COLONEL Gerald was well aware of Mrs. Crawford's strategical skill, and he had watched its development and exercise during the afternoon of that pleasant little luncheon party on the hill. He remembered what she had said to him so gravely at the garden-party at Government House regarding the responsibility inseparable from the guardianship of Daireen at the Cape, and he knew that Mrs. Crawford had in her mind, when she organised the party to the hill, such precepts as she had previously enunciated. He had watched and admired her cleverness in arranging the collecting expeditions, and he felt that her detaining of Mr. Glaston as she had under some pretext until all the others but Daireen had gone up the ravine was a master stroke. But at this point Colonel Gerald's observation ended. His imagination had been much less vivid than either Mrs. Crawford's or Standish's. He did not attribute any subtle influence to the setting sun, nor did he conjure up any vision of Mr. Glaston sitting at the feet of Daireen and uttering words that the magic of the sunset glories alone could inspire.

The fact was that he knew much better than either Mrs. Crawford or Standish how his daughter felt towards Mr. Glaston, and he was not in the least concerned in the result of her observation of the glowing west by the side of the Art prophet. When Mrs. Crawford looked narrowly into the girl's face on her descent Colonel Gerald had only laughed; he did not feel any distressing weight of responsibility on the subject of the guardianship of his daughter, for he had not given a single thought to the accident of his daughter's straying up the ravine with Algernon Glaston, nor was he impressed by his daughter's behaviour on the day following. They had driven out together to pay some visits, and she had been even more affectionate to him than usual, and he justified Mrs. Crawford's accusation of his ignorance and the ignorance of men generally, by feeling, from this fact, more assured that Daireen had passed unscathed through the ordeal of sunset and the drawing on of twilight on the mount.
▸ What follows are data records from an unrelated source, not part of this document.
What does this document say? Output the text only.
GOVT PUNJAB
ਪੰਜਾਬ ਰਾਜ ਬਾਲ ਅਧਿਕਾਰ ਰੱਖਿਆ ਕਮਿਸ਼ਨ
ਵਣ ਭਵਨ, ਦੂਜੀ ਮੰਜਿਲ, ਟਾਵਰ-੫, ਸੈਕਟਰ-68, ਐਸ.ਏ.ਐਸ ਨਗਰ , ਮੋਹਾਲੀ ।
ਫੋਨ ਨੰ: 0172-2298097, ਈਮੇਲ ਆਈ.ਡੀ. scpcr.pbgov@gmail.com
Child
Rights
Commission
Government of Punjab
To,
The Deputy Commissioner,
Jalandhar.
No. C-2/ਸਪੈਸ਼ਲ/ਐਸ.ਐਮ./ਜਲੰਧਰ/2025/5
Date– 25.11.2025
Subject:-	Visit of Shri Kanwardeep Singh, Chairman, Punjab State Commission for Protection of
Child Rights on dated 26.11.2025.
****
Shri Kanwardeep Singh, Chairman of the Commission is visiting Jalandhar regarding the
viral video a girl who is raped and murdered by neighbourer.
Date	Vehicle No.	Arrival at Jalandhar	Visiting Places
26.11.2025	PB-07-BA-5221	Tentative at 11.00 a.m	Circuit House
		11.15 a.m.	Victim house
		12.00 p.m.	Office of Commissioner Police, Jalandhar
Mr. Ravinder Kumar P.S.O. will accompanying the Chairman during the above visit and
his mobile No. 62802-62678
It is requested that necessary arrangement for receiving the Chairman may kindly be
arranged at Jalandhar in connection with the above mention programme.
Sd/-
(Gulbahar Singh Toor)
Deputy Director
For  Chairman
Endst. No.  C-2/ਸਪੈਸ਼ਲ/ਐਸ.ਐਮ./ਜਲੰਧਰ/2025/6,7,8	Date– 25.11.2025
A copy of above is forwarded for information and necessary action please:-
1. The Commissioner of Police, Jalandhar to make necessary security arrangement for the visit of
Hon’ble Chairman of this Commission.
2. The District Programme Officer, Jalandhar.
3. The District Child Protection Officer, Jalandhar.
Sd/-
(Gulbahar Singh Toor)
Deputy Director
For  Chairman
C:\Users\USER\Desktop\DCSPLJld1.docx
On the next day to that on which they had paid their visits, however, Daireen seemed somewhat abstracted in her manner, and when her father asked her if she would ride with him and Standish to The Flats she, for the first time, brought forward a plea—the plea of weariness—to be allowed to remain at home.

Her father looked at her, not narrowly nor with the least glance of suspicion, only tenderly, as he said:

“Certainly, stay at home if you wish, Dolly. You must not overtax yourself, or we shall have to get a nurse for you.”

He sat by her side on the chair on the stoep of the Dutch cottage and put his arm about her. In an instant she had clasped him round the neck and had hidden her face upon his shoulder in something like hysterical passion. He laughed and patted her on the back in mock protest at her treatment. It was some time before she unwound her arms and he got upon his feet, declaring that he would not submit to such rough handling. But all the same he saw that her eyes were full of tears; and as he rode with Standish over the sandy plain made bright with heath, he thought more than once that there was something strange in her action and still stranger in her tears.